Antiviral Prophylaxis Against Hepatitis B Virus in Patients Treated with Anti-Tumor Necrosis Factor α Agents for Inflammatory Bowel Disease.

Hepatitis B virus (HBV) infection is common in East Asia including Korea and Taiwan. Korea is an intermediate endemic country for HBV infection.1 For this reason, HBV vaccination is recommended as a mandatory vaccination for infants in Korea. Liver cirrhosis and hepatocellular carcinoma (HCC) can develop from chronic HBV infection. HCC is the sixth most common cancer and second leading cause of cancer mortality in Korea.2 Approximately 70% of HCC is associated with chronic HBV infection.3 Chronic HBV infection is defined as the positive result of HBV surface antigen. Inactive HBV carrier state is defined as hepatitis B envelope antigen-negative state, low levels of HBV DNA, and normal liver function. Resolved HBV infection is defined as a seroconverted state with anti-hepatitis B core antigen-positive. HBV can be reactivated when immunosuppressed in inactive HBV carriers or in those with resolved hepatitis. Chemotherapy or use of immunomodulators, anti-tumor necrosis factor α (anti-TNF-α) agents, or corticosteroids are known to be related to reactivation of HBV. Therefore, a preemptive use of antiviral agents in case of anti-TNF-α therapy is recommended.

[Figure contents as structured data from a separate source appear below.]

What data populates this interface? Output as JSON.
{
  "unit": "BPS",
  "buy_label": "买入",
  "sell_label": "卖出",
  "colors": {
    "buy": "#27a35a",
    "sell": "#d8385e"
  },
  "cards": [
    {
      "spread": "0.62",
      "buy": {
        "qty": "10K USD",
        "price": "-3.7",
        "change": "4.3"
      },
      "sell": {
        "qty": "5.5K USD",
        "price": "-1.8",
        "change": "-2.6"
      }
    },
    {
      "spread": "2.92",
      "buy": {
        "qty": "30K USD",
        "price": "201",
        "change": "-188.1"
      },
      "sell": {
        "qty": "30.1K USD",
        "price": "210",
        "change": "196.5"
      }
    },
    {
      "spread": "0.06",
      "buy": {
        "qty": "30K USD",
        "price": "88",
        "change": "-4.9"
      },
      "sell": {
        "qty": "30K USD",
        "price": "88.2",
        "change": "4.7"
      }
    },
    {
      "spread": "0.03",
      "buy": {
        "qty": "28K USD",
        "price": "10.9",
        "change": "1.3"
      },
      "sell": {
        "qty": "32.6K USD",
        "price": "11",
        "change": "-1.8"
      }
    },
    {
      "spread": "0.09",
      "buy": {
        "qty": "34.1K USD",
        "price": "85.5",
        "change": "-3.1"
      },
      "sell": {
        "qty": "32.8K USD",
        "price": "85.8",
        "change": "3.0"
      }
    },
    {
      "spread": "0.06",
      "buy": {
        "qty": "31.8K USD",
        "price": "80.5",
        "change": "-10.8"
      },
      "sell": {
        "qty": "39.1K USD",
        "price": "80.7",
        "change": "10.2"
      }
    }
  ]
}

As the prevalence of inflammatory bowel disease (IBD) increases in Korea, the rate of anti-TNF-α therapy in patients with IBD is also increasing.4-6 Prophylactic antiviral therapy is recommended for patients with IBD and chronic HBV infection treated with anti-TNF-α therapy in the guidelines.7-9 However, the level of evidence of recommendation of antiviral prophylaxis of HBV is relatively low. There have been insufficient studies on whether HBV prophylaxis should be implemented in patients with IBD and particularly in those with chronic HBV infection receiving anti-TNF therapy.

Regarding the last issue, Lee et al.10 reported the clinical courses of HBV infection in patients with IBD who had anti-TNF-α treatment. The authors aimed to investigate the risk of HBV reactivation in IBD patients receiving anti-TNF-α therapy. Patients with IBD with either chronic or resolved HBV infection and underwent anti-TNF-α therapy were included. Given results of the liver function test of the study population, enrolled patients were considered inactive carriers or at the stage of immune tolerance. A total of 191 patients with IBD were included. Of them, 87 patients (46%) were diagnosed as having chronic HBV infection. Fifty-four of the 87 patients (28.3%) were treated with a prophylactic antiviral agent. Fifty-two of the 54 patients (96%) had chronic HBV infection. This retrospective multinational study showed that 7.3% of patients (14/191) had liver dysfunction due to HBV reactivation during anti-TNF therapy. Most of the patients who experienced HBV reactivation were chronic HBV-infected state and had no prophylactic antiviral agents (non-prophylaxis group [26%] vs prophylaxis group [8%], p=0.02). Antiviral prophylaxis significantly reduced the risk of liver dysfunction due to HBV reactivation in chronic HBV-infected patients (odds ratio, 0.16; 95% confidence interval, 0.04 to 0.66; p=0.01). However, there was no significant prophylactic effect of antiviral therapy in the group with resolved infection. There was no further increased risk of reactivation of HBV when anti-TNF-α therapy was combined with immunomodulatory agents. Moreover, antiviral prophylaxis did not affect the clinical course of IBD including cumulative disease flare, hospitalization, or surgery rates.

HBV reactivation in patients with chronic HBV infection can be fatal in cases of liver failure. Liver dysfunction due to HBV reactivation leads to discontinuation of anti-TNF-α therapy, which may affect the disease courses of IBD. Antiviral prophylaxis suggested by the existing guidelines is justified. However, it is not helpful for patients with resolved HBV infection. There were several limitations in this study in terms of the nature of the retrospective study and the small sample size. Data of preferred biologics, duration of treatment, and follow-up plans were also lacking. More research is needed on how to effectively prevent and manage chronic HBV infection in endemic countries including Korea and Taiwan. Studies on the relationship between the risk of hepatitis A or C and anti-TNF-α therapy are also needed. Randomized controlled trials are usually difficult to conduct because several studies have already shown beneficial effects of antiviral prophylaxis. Furthermore, studies are needed to investigate the effects of antiviral prophylaxis in patients with both IBD and chronic HBV infection undergoing other biologics and small molecules, such as ustekinumab, vedolizumab, or tofacitinib.